Even on the days when Salmon Arm residents are not supposed to be sprinkling, high water use is stretching the city’s ability to keep up.
Rob Niewenhiuzen, the city’s director of engineering and public works, implores residents to cut down.
Mondays are a no-sprinkling day according to the city’s sprinkling regulations, yet even on Mondays recently, Salmon Arm’s water treatment plant is struggling to keep enough water flowing to replenish the city’s reservoirs, he said.
“The intent is that Mondays should have less water demand so that the city’s water treatment plant can ‘catch up’ and fill the reservoirs for the upcoming week. When residents choose not to adhere to the restrictions, this leaves the city very vulnerable to hazards such as fires and power outages which typically result from lightning storms that can occur during the hot dry periods.”
He points out that water consumption during the winter months is about six to eight million litres per day (ML/D), where the peak water consumption during the summer months is anywhere from 25 to 30-plus ML/D – providing some evidence that the surge in demand is primarily due to increased irrigation and sprinkling.

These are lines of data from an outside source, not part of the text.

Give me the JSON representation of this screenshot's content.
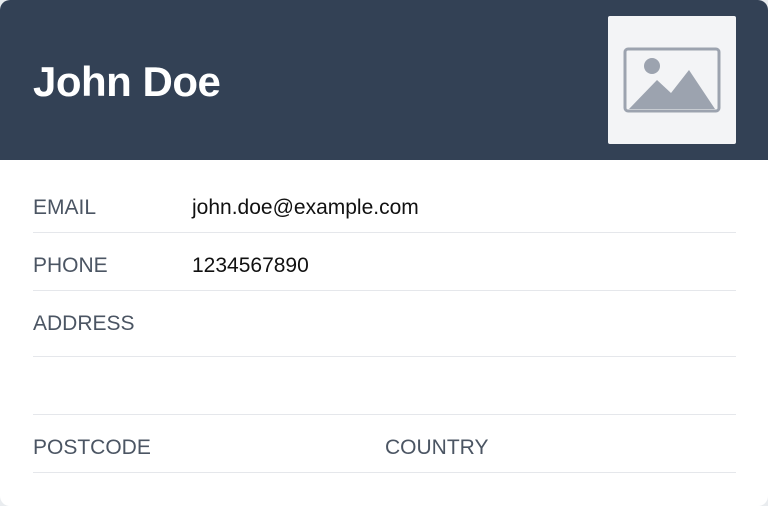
{
  "contact": {
    "name": "John Doe",
    "photo_icon": "image-placeholder-icon"
  },
  "fields": {
    "email": {
      "label": "EMAIL",
      "value": "john.doe@example.com"
    },
    "phone": {
      "label": "PHONE",
      "value": "1234567890"
    },
    "address": {
      "label": "ADDRESS",
      "value": ""
    },
    "address_line2": {
      "value": ""
    },
    "postcode": {
      "label": "POSTCODE",
      "value": ""
    },
    "country": {
      "label": "COUNTRY",
      "value": ""
    }
  },
  "colors": {
    "header_bg": "#334155",
    "card_bg": "#ffffff",
    "label_text": "#4b5563",
    "divider": "#e5e7eb"
  }
}
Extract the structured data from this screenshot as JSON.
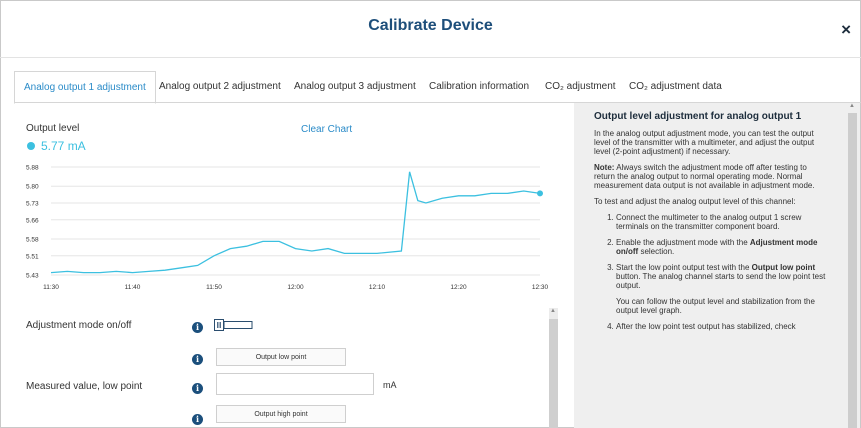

On Monday, July 5, a hot day, and theoretically a no-sprinkling day, 18 million liters of water were consumed in Salmon Arm.
Niewenhiuzen noted city staff and bylaw officers are currently out monitoring sprinkling restrictions and providing notices. Should enforcement be required, they will be issuing tickets to those contravening the restrictions.
Regarding the city’s parks, sports fields and flowers, Niewenhuizen said the sprinkling restrictions do not apply, but that doesn’t mean staff aren’t conscientious about water conservation.
“There is a major investment of tax dollars in the city’s green infrastructure and if it is not properly maintained or left to die out it would cost the taxpayers an enormous amount of money to reinstate this infrastructure. What you may not be aware of is that many of the city’s irrigation systems are controlled in part by our weather station. This allows the city to maximize the efficiency of the irrigation of its parks and fields. We also employ a full-time irrigation technician who is responsible for monitoring and ensuring proper system operation,” Niewenhuizen said.
He noted that although the spray/splash parks also contribute to higher water use, they are an important amenity and the service they provide as a cooling area for the public is invaluable.
Niewenhiuzen concluded: “I cannot stress enough the importance for residents of Salmon Arm to practise water conservation during these hot, dry times. This will ensure that the city has sufficient water in our reservoirs should an emergency situation arise.”